With 50 percent of crashes occurring at night, AAA urges drivers to check their headlights for signs of deterioration and either replace them with new assemblies from the manufacturer or invest in professional or do-it-yourself services to improve light output.
“Think of your headlights as your car’s ‘eyes,’” said Robert Sinclair Jr., Manager of Media Relations for AAA Northeast. “Cloudy headlights are like milky cataracts that impede your vision, especially on dark or poorly lit roadways.”
The new AAA study literally sheds light on an issue that many drivers, especially older ones, are concerned about: how headlights impact night driving.
Sunlight causes the plastic coating on headlights to degrade. It also leads to discoloration, which in turn obscures the amount of light produced by the headlight bulb. A vehicle’s headlights can show signs of deterioration as early as three to five years on new cars, according to the study.
“Degraded headlights are like a shade over a window,” Sinclair explained. “Some light will come through, but it’s greatly reduced.”
The AAA study compared headlights of two popular sedans, both about 11 years in age, to new, clear headlights and found with low beams, the older assemblies provided just 22 percent of the amount of light provided by new headlights that operate at full capacity. The average US car is about 11.6 years old.
“Driving at night with degraded headlights is a risk that drivers shouldn’t take,” said Sinclair. “Especially when there are solutions that can dramatically improve lighting performance.”
To restore 100 percent light output, the most effective — and most expensive — method is replacing the old headlights, says Sinclair. Less expensive aftermarket headlights are available from auto supply stores, but they registered light output between 83 and 90 percent, the research reported.
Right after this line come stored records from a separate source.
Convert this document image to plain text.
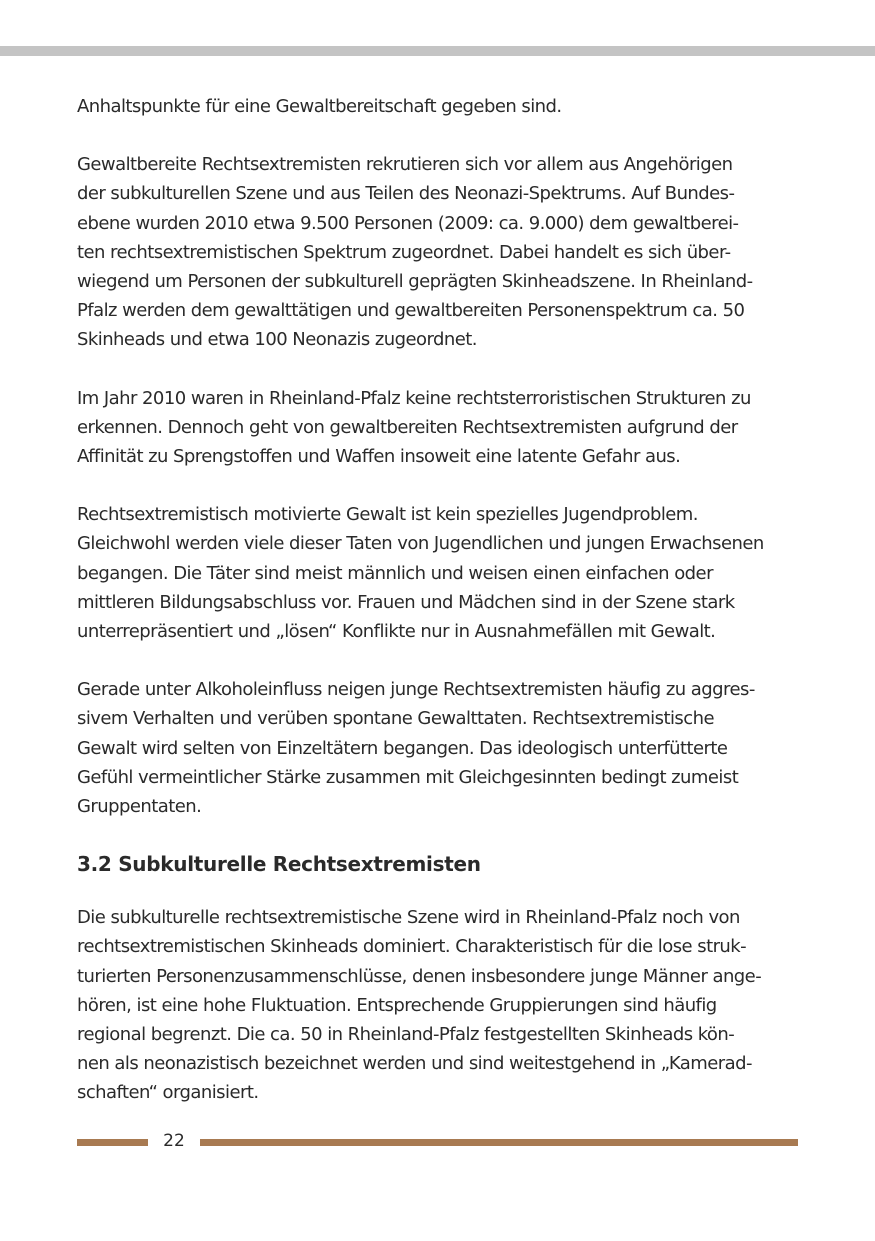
Anhaltspunkte für eine Gewaltbereitschaft gegeben sind.

Gewaltbereite Rechtsextremisten rekrutieren sich vor allem aus Angehörigen
der subkulturellen Szene und aus Teilen des Neonazi-Spektrums. Auf Bundes-
ebene wurden 2010 etwa 9.500 Personen (2009: ca. 9.000) dem gewaltberei-
ten rechtsextremistischen Spektrum zugeordnet. Dabei handelt es sich über-
wiegend um Personen der subkulturell geprägten Skinheadszene. In Rheinland-
Pfalz werden dem gewalttätigen und gewaltbereiten Personenspektrum ca. 50
Skinheads und etwa 100 Neonazis zugeordnet.

Im Jahr 2010 waren in Rheinland-Pfalz keine rechtsterroristischen Strukturen zu
erkennen. Dennoch geht von gewaltbereiten Rechtsextremisten aufgrund der
Affinität zu Sprengstoffen und Waffen insoweit eine latente Gefahr aus.

Rechtsextremistisch motivierte Gewalt ist kein spezielles Jugendproblem.
Gleichwohl werden viele dieser Taten von Jugendlichen und jungen Erwachsenen
begangen. Die Täter sind meist männlich und weisen einen einfachen oder
mittleren Bildungsabschluss vor. Frauen und Mädchen sind in der Szene stark
unterrepräsentiert und „lösen“ Konflikte nur in Ausnahmefällen mit Gewalt.

Gerade unter Alkoholeinfluss neigen junge Rechtsextremisten häufig zu aggres-
sivem Verhalten und verüben spontane Gewalttaten. Rechtsextremistische
Gewalt wird selten von Einzeltätern begangen. Das ideologisch unterfütterte
Gefühl vermeintlicher Stärke zusammen mit Gleichgesinnten bedingt zumeist
Gruppentaten.

3.2 Subkulturelle Rechtsextremisten

Die subkulturelle rechtsextremistische Szene wird in Rheinland-Pfalz noch von
rechtsextremistischen Skinheads dominiert. Charakteristisch für die lose struk-
turierten Personenzusammenschlüsse, denen insbesondere junge Männer ange-
hören, ist eine hohe Fluktuation. Entsprechende Gruppierungen sind häufig
regional begrenzt. Die ca. 50 in Rheinland-Pfalz festgestellten Skinheads kön-
nen als neonazistisch bezeichnet werden und sind weitestgehend in „Kamerad-
schaften“ organisiert.

22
The most cost-effective — but not necessarily the best — option is using professional or DIY methods to restore existing headlights, which produce light output to about 70 percent. These methods, however, produce more glare than acceptable to ongoing traffic, the report said.
Unlike batteries or tires, Sinclair notes, most drivers don’t routinely inspect their headlights.
To minimize nighttime driving risks, AAA recommends drivers:
· Routinely check headlights for signs of discoloration. If it’s difficult to see the bulb through the lens, replace or restore the assembly as soon as possible.
· Make sure headlights are properly aimed to maximize lighting and minimize glare to oncoming motorists.
· Contact an area repair shop such as a AAA Approved Auto Repair facility for replacement and restoration services.· Look into do-it-yourself restoration services, which offer some savings and are relatively simple, but realize they’re not the most effective method.